Okeey, dari semua cerita makanan dan minuman berharga selangit yang pernah saya alami, ada satu kejadian yang tak terlupakan bagi saya. Saat itu kalau tidak salah saya sudah jadi mahasiswa, mungkin sekitar tahun 2004, saya kurang ingat. Kami berempat di rumah: Saya, Mama', Kaka', dan Bang Ewin (sepupu). Saya lupa Bapa' di mana, tapi yang pasti kami berempat ada di rumah. Bang Ewin membantu mengecat beberapa ruangan.

Cuaca panas dan di rumah tidak ada cemilan. Biasanya siang menjelang sore, mamang sate sudah lewat, mamang es potong biasanya pagi, mamang putu buluh seringnya pas menjelang magrib, sedang mamang mie ayam biasanya malam. Ada juga mamang es krim berbaju merah dengan sepeda berwarna senada, tapi waktu itu tidak lewat atau sengaja kami biarkan lewatkan. Tidak ingat.

Eh, kebetulan, ada mamang-mamang penjaja es kembang tahu lewat di depan rumah. Itu kali pertama kami melihat mamang-mamang bermata sipit itu. Karena penasaran dengan dagangannya, kami memanggilnya. Di gerobak dorongnya yang sederhana dan sepertinya baru, kami melihat kembang tahu, bongko, mutiara, ketan hitam, tapai, air gula merah dan beberapa macam lainnya di wadah-wadah kaca seperti pedagang sejenis pada umumnya. Pas sekali untuk siang hari, maka kami pun memesan 4. Kami sengaja menggunakan mangkuk sendiri agar si mamang bisa melanjutkan perjalanan dengan cepat, tak perlu menunggu kami yang santai menikmati segarnya es tahu campur.

Saat akan membayar, kami bertanya kepada si mamang. Dan mamang muda itu menjawab ringan: 36 ribu. Whaaat?!? Itu artinya 9 ribu semangkok! padahal di tahun itu harga air tahu seperti itu biasanya hanya 3 ribu.. Tapi karena sudah kami icip-icip, kami tidak bisa protes. Padahal rasanya tidak spesial, jumlahnya juga tidak spesial.

Mungkin harganya tidak sementereng cerita sebelumnya. Tapi tetap saja bikin greget: di rumah sendiri pun bisa kena kerjai oleh pedagang nakal... -_- Waspadalah, kata bang napi.

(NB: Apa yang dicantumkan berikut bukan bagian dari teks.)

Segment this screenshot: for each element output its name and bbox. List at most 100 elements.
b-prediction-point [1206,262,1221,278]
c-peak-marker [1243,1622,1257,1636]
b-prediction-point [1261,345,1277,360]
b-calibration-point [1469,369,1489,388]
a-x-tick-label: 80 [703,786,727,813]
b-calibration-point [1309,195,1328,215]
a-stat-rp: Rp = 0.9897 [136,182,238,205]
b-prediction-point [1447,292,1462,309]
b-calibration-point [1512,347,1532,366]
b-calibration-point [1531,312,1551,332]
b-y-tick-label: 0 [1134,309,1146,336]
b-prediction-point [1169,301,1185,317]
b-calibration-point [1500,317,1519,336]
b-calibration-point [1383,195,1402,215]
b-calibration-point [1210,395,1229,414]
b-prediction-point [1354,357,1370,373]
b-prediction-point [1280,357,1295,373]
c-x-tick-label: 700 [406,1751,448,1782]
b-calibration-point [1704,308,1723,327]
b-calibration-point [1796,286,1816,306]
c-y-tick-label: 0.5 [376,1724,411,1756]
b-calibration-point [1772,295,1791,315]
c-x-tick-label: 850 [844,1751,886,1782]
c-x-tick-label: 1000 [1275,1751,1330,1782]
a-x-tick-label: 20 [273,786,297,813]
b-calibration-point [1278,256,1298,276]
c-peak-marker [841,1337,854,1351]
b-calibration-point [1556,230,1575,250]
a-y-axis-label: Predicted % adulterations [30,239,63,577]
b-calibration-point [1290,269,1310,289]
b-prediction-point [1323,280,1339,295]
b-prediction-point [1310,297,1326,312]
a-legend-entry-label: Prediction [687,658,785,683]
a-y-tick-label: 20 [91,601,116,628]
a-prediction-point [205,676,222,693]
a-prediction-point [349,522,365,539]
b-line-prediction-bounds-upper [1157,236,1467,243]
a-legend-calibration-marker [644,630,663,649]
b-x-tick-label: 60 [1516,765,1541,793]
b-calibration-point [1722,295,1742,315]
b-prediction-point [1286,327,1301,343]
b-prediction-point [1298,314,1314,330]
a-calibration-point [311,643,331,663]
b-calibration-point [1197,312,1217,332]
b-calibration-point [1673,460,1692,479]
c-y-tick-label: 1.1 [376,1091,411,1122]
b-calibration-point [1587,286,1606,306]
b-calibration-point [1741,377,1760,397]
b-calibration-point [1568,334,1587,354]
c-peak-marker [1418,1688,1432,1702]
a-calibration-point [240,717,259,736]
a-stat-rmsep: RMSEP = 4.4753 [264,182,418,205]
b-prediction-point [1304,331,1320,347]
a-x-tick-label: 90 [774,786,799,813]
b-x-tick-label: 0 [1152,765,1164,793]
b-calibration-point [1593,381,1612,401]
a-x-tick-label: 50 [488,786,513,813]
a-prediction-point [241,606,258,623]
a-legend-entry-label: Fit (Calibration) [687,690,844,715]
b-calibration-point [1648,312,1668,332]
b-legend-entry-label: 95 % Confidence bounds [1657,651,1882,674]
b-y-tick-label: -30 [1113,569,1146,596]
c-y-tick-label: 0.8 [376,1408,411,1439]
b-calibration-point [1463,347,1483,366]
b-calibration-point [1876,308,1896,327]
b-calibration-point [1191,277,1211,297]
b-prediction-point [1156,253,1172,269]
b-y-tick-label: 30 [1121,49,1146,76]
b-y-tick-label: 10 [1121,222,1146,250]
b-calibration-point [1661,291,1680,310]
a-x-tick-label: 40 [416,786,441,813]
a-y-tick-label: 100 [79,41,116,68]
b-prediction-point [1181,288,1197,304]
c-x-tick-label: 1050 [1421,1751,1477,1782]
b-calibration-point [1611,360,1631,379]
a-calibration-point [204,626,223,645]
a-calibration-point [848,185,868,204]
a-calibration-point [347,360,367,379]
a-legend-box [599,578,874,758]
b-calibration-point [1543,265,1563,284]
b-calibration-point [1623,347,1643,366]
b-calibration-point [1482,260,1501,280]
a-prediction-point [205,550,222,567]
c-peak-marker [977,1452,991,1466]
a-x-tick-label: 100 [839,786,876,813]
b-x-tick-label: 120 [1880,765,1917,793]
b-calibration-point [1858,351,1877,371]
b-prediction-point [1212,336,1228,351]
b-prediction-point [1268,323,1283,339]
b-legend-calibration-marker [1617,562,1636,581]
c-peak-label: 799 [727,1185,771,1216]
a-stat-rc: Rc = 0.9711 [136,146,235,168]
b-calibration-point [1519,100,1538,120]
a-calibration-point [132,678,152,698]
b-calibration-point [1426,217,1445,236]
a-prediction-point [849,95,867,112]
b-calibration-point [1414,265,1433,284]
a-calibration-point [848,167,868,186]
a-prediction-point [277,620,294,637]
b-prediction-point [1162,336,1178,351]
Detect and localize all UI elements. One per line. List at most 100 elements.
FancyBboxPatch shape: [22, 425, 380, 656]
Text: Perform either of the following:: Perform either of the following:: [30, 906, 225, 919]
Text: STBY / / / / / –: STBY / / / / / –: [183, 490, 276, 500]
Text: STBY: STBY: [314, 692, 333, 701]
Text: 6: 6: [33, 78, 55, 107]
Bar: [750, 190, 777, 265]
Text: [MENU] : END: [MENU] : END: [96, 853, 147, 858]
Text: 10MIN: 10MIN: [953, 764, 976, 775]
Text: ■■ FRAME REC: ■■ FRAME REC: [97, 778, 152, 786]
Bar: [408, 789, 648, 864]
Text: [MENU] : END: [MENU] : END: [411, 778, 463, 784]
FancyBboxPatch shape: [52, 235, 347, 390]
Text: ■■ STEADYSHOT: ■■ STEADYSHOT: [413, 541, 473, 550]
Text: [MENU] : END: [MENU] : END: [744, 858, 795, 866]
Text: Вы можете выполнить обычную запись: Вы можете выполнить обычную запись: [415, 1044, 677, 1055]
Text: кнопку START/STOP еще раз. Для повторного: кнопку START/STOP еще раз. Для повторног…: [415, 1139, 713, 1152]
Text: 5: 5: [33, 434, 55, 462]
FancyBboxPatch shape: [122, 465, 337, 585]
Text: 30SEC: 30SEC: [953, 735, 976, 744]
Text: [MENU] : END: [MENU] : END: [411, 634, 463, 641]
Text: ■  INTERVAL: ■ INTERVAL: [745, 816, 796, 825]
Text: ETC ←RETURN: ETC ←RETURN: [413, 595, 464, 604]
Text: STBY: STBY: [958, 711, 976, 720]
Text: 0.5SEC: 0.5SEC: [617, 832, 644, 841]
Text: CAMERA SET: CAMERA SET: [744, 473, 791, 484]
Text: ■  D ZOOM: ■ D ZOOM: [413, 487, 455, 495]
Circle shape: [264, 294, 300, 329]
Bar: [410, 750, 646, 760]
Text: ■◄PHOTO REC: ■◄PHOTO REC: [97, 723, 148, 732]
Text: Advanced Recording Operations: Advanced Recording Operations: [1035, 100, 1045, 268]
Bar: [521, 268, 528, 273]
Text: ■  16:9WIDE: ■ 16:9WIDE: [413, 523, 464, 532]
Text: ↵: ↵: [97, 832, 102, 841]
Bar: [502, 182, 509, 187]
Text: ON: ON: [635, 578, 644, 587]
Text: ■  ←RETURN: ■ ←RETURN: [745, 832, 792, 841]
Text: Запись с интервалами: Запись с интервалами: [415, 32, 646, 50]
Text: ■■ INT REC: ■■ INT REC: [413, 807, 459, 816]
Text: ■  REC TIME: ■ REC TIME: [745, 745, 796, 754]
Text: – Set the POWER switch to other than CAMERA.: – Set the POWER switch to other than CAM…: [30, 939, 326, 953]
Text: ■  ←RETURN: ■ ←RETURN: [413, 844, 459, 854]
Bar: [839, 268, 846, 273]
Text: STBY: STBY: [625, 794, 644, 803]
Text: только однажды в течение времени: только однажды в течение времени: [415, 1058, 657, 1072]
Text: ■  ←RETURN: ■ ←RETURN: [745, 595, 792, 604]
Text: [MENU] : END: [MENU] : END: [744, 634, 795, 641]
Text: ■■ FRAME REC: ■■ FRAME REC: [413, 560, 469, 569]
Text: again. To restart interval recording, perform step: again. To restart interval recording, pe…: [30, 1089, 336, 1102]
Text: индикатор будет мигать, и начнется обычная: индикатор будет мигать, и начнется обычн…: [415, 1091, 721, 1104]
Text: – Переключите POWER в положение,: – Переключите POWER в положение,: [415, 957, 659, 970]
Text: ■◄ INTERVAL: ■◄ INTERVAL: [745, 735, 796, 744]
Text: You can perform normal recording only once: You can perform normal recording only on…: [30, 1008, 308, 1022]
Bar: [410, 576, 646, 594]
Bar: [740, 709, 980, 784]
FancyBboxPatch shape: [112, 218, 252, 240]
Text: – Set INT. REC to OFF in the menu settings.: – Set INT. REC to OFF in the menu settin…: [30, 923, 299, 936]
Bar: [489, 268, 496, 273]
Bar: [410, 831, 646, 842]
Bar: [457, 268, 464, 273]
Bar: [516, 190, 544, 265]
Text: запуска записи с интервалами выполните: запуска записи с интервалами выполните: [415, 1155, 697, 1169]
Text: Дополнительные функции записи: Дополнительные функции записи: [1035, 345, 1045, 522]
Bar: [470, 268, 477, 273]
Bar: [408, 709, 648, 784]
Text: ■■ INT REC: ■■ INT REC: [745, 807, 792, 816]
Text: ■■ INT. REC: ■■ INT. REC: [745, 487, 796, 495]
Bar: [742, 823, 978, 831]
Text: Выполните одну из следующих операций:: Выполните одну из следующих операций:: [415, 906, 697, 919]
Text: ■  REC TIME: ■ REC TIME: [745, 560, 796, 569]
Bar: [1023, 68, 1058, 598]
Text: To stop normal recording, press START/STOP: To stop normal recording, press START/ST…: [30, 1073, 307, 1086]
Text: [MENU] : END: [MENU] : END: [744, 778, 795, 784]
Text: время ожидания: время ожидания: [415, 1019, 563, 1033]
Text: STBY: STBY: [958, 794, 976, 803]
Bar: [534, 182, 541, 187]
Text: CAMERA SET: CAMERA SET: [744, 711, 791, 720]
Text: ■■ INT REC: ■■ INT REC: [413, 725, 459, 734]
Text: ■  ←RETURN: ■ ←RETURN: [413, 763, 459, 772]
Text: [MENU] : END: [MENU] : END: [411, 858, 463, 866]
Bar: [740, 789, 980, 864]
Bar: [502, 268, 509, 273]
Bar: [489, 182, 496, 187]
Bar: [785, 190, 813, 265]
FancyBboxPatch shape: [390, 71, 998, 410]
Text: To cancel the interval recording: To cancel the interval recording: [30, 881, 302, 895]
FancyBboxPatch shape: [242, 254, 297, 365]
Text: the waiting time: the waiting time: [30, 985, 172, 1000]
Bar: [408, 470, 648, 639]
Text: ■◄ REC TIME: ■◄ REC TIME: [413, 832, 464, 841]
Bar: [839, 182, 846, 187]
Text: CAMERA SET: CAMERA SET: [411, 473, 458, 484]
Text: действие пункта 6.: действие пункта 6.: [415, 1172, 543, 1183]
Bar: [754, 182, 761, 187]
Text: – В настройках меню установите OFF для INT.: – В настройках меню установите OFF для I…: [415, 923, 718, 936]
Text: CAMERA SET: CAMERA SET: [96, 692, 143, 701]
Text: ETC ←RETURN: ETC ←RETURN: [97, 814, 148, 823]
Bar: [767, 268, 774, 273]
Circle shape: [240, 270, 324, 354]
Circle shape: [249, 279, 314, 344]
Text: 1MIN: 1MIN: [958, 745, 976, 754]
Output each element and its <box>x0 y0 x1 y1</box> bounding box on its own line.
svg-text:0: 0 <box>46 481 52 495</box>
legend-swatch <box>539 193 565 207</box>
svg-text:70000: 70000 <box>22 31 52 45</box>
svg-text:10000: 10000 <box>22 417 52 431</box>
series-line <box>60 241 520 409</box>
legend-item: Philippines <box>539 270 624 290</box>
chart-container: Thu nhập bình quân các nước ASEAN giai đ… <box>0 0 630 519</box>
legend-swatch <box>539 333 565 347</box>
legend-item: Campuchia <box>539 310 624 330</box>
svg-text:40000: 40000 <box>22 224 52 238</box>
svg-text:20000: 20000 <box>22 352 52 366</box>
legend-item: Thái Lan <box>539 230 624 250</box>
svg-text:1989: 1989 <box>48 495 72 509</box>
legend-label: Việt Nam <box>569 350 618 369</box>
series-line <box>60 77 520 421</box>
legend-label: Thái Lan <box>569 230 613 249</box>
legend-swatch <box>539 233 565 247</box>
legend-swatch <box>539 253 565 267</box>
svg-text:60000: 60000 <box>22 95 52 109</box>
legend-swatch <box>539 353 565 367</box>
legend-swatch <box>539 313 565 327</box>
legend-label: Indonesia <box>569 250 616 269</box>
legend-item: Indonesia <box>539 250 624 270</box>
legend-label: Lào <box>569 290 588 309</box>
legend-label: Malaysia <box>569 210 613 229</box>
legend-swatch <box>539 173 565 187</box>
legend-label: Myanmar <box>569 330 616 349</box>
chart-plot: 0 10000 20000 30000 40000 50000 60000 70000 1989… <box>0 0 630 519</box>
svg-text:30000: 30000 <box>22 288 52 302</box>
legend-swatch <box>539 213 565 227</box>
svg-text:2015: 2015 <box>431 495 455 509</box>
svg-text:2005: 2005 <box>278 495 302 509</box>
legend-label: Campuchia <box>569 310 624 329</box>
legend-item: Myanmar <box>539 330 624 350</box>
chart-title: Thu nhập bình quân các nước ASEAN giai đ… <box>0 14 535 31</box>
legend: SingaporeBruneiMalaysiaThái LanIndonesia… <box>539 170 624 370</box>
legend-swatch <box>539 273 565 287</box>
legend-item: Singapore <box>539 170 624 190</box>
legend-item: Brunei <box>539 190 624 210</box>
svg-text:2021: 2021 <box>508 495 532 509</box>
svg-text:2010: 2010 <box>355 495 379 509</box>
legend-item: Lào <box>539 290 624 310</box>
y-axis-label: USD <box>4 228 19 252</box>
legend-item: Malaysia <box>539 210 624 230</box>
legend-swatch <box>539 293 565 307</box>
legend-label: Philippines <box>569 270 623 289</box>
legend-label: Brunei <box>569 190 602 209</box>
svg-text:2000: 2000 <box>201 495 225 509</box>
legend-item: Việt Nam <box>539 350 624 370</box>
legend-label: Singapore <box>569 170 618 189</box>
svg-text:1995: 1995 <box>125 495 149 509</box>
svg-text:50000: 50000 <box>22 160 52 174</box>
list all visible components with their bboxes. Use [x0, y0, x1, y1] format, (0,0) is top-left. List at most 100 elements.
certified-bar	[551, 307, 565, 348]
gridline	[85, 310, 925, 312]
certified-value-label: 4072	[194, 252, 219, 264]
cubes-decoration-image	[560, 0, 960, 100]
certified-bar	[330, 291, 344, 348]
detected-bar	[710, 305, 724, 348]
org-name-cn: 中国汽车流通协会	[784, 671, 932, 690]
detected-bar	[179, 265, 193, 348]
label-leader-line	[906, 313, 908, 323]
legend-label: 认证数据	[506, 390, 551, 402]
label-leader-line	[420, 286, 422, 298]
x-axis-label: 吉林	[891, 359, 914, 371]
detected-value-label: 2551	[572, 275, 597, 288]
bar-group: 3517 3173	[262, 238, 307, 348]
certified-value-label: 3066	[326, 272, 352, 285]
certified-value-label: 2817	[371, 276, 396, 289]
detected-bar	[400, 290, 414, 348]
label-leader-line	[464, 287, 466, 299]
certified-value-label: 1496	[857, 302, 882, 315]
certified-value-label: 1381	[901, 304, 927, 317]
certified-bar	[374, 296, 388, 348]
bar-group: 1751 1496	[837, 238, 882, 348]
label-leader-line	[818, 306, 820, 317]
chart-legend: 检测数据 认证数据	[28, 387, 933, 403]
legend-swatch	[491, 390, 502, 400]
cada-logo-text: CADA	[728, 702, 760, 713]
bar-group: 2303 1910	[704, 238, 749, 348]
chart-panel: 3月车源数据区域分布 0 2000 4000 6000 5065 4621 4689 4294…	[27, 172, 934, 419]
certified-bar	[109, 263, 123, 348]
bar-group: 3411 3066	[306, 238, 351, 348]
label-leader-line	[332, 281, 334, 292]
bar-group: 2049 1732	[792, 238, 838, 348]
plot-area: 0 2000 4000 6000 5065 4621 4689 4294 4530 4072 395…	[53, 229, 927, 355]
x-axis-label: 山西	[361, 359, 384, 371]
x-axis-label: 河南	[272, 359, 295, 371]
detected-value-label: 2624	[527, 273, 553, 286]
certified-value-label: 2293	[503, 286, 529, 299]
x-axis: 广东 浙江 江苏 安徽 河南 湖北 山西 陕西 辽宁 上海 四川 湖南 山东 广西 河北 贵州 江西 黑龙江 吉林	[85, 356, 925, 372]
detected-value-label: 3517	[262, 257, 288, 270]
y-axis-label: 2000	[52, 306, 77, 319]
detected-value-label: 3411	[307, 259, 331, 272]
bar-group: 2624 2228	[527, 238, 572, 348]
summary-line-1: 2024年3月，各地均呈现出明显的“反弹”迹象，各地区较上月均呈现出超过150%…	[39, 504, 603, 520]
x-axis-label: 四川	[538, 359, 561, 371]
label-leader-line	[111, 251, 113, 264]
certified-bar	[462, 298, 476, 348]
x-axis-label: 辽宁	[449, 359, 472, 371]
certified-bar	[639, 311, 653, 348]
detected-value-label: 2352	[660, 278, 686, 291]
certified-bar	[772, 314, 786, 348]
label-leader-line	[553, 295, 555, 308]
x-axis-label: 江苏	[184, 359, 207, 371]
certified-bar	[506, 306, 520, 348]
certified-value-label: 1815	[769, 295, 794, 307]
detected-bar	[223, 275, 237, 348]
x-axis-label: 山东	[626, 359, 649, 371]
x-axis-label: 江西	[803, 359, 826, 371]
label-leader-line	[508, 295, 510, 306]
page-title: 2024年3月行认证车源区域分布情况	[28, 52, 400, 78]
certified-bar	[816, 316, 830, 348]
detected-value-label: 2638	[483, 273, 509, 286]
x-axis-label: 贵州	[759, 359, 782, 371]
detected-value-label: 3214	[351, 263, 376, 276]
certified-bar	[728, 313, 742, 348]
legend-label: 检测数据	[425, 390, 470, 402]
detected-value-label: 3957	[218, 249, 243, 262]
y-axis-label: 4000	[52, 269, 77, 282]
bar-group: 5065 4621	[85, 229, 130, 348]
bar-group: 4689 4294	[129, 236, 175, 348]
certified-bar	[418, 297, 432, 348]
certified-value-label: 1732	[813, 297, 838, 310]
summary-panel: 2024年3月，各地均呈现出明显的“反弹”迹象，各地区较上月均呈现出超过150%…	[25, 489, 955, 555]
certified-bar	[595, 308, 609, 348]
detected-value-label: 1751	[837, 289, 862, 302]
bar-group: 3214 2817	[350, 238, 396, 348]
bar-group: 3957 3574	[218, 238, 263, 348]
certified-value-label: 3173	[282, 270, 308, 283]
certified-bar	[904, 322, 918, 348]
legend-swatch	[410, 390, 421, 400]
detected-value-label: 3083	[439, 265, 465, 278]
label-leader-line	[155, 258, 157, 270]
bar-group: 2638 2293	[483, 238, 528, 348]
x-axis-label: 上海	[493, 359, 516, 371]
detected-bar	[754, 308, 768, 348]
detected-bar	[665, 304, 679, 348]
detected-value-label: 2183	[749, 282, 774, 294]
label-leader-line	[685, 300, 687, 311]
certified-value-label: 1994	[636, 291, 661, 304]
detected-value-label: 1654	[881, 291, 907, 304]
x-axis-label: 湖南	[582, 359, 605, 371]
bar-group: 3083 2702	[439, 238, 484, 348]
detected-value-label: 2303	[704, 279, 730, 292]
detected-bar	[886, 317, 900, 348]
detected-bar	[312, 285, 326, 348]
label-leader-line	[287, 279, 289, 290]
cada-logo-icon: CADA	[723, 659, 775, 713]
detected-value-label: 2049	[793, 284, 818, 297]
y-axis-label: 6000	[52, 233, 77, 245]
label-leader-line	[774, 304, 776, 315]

Saya ingat betul, setelah si mamang sipit itu pergi, Kaka' nyeletuk ringan: "nampaknye nak ati-ati makan kembang tahu ini ni. Kali gak ade emas teselep di dalamnye" (terjemahan: sepertinya harus berhati-hati makan kembang tahu ini. Mungkin ada emas di dalamnya).
*mode menghibur diri* :D

Hahaha, kalau ingat itu saya jadi ketawa. Miris sekaligus geli.

Tapi tenang, biasanya pedagang nakal seperti itu tidak berkah. Buktinya si mamang kembang tahu emas itu tak pernah lagi lewat di kompleks perumahan kami. Bisa 2 kemungkinan sih, mungkin memang berhenti jualan, mungkin juga mencari tempat lain yang lebih prospektif. :v

Wallahu'alam.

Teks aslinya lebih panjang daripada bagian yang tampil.